20 juin 2024 à 15 h 02

Mis à jour le 21 juin 2024 à 17 h 49

Chercheuse depuis 2018 à l’Institut de recherche et d’informations socioéconomiques (IRIS), la diplômée Julia Posca (M.A. sociologie, 2011) a publié l’automne dernier chez Écosociété un petit essai de 146 pages qui a fait beaucoup de bruit. Rares sont les essayistes qui bénéficient d’une telle couverture. Paru en Europe en février, Travailler moins ne suffit pas a suscité les éloges de Paul Journet dans La Presse, de Louis Cornellier dans Le Devoir et de Gérald Filion sur Radio-Canada. Même le prestigieux journal Le Monde en a parlé : «Julia Posca appelle de ses vœux une transformation en profondeur du travail, afin que les salariés retrouvent du sens dans leurs activités professionnelles», lit-on sur le site du quotidien français.

Il faut croire que la sociologue a touché une corde sensible. Le travail, souligne-t-elle, occupe une place centrale dans nos vies. Et s’il peut être une grande source d’épanouissement, il engendre aussi beaucoup de détresse. Parcellisation des tâches, perte de sens, peine à se réaliser dans sa carrière, difficulté à concilier emploi et vie personnelle… Selon Statistique Canada, le quart de la population canadienne identifie le travail comme principale source de stress.

Réduire le temps de travail apparaît donc comme une bonne idée, affirme Julia Posca. Son livre énumère d’ailleurs les bienfaits, y compris pour les entreprises, d’une semaine de travail allégée. Mais, soutient l’essayiste, la semaine de quatre jours ne suffira pas à régler le problème de fond lié au travail.

Actualités UQAM – Vous dites que travailler moins ne suffit pas. Pourquoi?

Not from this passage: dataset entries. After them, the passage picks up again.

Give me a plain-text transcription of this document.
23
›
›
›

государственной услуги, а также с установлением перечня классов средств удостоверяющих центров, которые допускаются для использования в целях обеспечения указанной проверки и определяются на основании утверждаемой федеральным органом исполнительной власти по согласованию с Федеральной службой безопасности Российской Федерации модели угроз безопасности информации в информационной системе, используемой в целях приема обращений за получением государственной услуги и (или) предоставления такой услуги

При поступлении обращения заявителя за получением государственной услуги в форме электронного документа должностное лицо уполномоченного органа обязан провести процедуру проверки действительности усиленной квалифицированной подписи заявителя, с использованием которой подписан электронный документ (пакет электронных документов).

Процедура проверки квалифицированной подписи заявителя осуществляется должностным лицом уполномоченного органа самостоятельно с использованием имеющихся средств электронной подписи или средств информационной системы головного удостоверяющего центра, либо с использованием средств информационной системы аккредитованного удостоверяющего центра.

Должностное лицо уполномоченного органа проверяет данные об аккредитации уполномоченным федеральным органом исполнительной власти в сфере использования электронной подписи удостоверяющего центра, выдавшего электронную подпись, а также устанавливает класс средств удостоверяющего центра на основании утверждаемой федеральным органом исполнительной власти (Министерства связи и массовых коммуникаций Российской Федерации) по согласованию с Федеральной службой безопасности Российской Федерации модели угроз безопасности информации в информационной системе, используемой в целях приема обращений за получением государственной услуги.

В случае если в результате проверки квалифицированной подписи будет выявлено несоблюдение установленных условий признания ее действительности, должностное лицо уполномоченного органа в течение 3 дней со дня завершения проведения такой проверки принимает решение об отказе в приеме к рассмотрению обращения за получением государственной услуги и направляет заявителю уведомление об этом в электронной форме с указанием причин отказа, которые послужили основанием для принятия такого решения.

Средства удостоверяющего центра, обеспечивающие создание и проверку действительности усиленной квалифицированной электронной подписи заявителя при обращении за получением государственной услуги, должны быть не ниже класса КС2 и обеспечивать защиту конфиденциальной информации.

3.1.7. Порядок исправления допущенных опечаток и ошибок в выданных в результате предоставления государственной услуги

Julia Posca – L’idée de la semaine de quatre jours ou de réduire le nombre d’heures travaillées dans une semaine gagne en popularité. Il est évident que c’est nécessaire ou, en tout cas, que beaucoup de gens ressentent le besoin de travailler moins. De leur côté, les entreprises se rendent compte que ça peut être un moyen d’attirer la main-d’œuvre. Des syndicats et même certains États s’y intéressent. Des expériences ont montré que la santé des travailleurs et travailleuses s’améliore quand on réduit la semaine de travail, alors que la productivité se maintient ou même augmente.  Les employés rapportent aussi une meilleure conciliation entre travail et vie de famille. Bref, travailler moins, oui. Mais ça ne suffit pas parce que ça ne touche pas à la nature des emplois, parce que ça ne remet pas en question les relations de pouvoir au travail et que ce n’est pas suffisant pour rendre le travail plus utile socialement, plus viable écologiquement et plus satisfaisant personnellement.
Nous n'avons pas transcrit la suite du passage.